After a while, I go back up to the flat to see if its been unlocked. There, I see you arriving, walking down the stairs to the flat, surprise written on your face when you see the crowd of people gathered outside waiting. You leaning over the staircase railing, close to me (not intentionally of course), and i see your long eyelashes...and remember the swift physical closeness...of course.
When I enter the flat, I see the little cosy room where we used to gather and sit. The aeroplane styled arrangement of the seats during the morning tests...
When I enter the room, the familiar smell hits me, bringing me back once again. I vision the classroom with everyone. If I'm sitting in front, I am painfully aware of how I once turned around from that spot, and got to know you, and how, before that, I sat next to you in front. That was when I leaned away from you in fright, not knowing you, and you, leaning away from me as well, never looking my way or talking to me at all.
I vision you at the back too, at your usual place. Sometimes that made it hard to see you during class.

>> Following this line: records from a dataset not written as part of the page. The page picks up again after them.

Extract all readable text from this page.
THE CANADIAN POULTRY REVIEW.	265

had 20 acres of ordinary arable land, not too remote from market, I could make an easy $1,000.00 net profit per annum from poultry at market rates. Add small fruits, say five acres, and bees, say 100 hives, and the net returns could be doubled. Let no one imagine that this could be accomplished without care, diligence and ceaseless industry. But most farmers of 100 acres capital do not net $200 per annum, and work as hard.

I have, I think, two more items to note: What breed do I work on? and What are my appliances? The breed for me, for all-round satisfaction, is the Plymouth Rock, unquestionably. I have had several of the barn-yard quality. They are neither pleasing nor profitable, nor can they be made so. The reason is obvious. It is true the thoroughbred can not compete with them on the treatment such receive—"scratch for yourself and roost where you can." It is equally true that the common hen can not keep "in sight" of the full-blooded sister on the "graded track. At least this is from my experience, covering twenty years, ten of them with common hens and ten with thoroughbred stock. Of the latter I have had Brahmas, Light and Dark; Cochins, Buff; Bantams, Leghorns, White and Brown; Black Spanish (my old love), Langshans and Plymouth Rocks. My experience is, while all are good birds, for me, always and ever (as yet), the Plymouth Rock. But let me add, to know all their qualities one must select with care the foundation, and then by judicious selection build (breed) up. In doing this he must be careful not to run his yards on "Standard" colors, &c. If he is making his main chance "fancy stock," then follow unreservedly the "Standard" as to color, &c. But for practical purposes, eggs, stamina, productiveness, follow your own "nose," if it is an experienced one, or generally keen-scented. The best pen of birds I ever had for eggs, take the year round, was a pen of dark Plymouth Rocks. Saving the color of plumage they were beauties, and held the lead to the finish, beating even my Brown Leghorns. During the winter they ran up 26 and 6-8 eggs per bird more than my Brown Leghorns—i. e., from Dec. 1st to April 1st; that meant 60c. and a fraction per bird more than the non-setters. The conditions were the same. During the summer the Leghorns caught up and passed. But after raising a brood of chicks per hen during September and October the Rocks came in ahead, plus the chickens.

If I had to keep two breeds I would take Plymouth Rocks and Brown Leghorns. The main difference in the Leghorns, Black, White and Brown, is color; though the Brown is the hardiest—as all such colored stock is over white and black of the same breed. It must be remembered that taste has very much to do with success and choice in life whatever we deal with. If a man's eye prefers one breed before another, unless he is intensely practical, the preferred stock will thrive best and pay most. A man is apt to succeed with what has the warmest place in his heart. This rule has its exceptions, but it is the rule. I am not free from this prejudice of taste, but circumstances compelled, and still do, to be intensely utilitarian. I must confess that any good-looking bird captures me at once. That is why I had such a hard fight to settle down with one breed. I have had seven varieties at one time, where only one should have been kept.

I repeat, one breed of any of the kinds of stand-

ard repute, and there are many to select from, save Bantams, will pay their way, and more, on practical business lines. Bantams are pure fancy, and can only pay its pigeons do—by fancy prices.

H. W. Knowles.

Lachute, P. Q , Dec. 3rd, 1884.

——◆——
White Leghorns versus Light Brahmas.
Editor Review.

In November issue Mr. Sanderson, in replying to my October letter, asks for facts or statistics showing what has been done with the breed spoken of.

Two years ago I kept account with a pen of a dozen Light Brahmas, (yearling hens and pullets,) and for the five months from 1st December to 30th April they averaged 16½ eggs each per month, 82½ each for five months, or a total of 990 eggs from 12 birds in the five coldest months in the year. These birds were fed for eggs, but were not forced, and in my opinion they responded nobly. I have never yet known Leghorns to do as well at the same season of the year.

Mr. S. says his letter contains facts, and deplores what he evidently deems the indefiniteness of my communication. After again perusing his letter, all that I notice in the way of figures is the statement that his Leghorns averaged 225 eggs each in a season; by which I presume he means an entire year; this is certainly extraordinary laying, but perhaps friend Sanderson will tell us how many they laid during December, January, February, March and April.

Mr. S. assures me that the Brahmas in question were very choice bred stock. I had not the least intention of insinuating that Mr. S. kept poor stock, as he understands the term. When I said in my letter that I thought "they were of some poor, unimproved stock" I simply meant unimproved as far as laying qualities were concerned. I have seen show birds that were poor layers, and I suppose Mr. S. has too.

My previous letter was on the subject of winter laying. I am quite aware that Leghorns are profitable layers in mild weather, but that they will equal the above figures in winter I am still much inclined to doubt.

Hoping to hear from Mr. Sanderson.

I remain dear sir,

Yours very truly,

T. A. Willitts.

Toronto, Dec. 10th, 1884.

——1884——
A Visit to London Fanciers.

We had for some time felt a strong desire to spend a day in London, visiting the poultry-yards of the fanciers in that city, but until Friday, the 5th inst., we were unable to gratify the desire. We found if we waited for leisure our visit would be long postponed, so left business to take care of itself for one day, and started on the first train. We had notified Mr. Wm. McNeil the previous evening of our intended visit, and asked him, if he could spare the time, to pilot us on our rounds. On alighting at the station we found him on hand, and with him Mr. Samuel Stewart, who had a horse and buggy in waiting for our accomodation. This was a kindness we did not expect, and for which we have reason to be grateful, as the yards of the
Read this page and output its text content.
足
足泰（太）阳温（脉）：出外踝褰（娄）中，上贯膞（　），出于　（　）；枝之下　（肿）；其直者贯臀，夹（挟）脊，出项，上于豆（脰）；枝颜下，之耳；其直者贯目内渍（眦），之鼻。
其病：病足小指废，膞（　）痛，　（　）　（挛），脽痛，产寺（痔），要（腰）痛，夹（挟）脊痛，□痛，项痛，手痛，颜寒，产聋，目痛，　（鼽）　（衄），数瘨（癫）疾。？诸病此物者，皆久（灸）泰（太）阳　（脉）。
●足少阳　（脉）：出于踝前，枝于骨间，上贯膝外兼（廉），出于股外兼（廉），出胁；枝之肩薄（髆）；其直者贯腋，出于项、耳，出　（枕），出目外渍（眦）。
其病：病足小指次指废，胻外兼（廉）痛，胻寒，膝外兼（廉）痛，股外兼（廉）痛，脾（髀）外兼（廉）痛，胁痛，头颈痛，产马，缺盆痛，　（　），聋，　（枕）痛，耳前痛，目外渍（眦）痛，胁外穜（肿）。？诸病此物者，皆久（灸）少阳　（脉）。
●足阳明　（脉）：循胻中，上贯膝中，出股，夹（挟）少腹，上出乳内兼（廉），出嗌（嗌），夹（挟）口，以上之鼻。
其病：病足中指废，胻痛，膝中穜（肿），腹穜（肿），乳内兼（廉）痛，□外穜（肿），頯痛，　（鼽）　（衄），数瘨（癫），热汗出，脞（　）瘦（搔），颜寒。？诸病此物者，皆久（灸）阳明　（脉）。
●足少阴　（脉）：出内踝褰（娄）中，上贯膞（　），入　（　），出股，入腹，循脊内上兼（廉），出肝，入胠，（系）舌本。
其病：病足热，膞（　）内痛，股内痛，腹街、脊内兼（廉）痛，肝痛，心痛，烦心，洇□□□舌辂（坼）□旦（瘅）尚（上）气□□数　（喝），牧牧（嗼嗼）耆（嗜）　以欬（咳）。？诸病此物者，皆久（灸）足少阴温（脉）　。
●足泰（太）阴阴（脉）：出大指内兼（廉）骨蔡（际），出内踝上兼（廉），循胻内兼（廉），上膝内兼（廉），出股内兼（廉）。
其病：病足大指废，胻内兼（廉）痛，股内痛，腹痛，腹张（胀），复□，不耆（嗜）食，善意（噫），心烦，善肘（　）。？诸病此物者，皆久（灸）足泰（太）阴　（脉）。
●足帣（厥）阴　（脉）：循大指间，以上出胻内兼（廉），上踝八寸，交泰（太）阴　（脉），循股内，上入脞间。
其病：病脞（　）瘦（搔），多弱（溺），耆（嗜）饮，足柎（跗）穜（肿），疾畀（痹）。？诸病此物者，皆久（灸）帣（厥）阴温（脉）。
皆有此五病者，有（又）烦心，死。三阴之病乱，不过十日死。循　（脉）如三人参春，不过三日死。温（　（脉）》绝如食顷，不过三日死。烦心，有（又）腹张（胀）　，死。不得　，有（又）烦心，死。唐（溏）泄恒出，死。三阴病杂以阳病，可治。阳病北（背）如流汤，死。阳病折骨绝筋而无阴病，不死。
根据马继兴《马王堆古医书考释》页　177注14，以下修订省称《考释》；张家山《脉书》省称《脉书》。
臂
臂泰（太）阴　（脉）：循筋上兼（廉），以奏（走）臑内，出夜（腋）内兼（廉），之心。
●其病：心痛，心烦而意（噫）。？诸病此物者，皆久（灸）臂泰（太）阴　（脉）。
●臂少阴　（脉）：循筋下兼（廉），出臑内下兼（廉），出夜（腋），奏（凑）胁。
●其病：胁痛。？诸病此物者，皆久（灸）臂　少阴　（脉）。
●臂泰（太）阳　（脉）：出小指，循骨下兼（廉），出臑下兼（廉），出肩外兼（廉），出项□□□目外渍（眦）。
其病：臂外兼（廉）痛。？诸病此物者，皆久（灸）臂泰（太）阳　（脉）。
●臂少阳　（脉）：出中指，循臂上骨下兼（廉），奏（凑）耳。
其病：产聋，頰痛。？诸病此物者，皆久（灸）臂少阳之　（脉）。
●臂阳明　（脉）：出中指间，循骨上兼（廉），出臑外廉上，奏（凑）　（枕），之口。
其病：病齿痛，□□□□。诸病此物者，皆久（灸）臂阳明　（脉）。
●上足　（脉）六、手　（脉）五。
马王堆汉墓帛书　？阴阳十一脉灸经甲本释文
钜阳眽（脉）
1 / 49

And all this makes me realize, I have a hole left in me, after all this ended. A hole which can really never be patched up, a hole which I can never get over and fill. Never ever. The time will never come again, the kind of people will never be the same again, and never will I be in that situation with someone like you, and who is that important to me. And so, its something I've lost, and with it, lost abit of myself too. Something which will stay empty in me forever.
Sometimes, I think that these memories are so far away. And they are, too. Some happened 2 years ago. T W O YEARS AGO. TWO. This makes it even seem like they might not have happened. The time spent and the memories created, sometimes seem so short, swift and not lasting that it feels like they have been caught in the wind and immediately taken far far away. It seems like something not tangible, and indeed it is not, for it is only a part of my memory. Images I can only see from my mind.
But then, at times, ESPECIALLY when I am back there, everything comes back to life again. I vision everything as it were before, and the hole inside me grows bigger. Then, those memories seem so real, so tangible, and I can almost really see everyone there again, seeing all your expressions, remembering your smiles and words and actions.

I thought with so much time having passed by, it would numb all these. But, yes, I can never get over.
It really was the best time of my life. You guys were perfect, and we were a perfect combination with raymond. it was the best class, and the feeling i got when i went was the best feeling ever. it was the best, being able to have you there too.
I can't do this anymore.
It's only been the first 3 days of school. But, I really feel like I can't do this anymore. I don't even know what "this" is exactly, but, I just know, I can't take this hole, this feeling.
missu.LOTS.

i don't cry on the outside, but inside, my heart weeps. buckets and buckets of silent tears. it feels sad alright.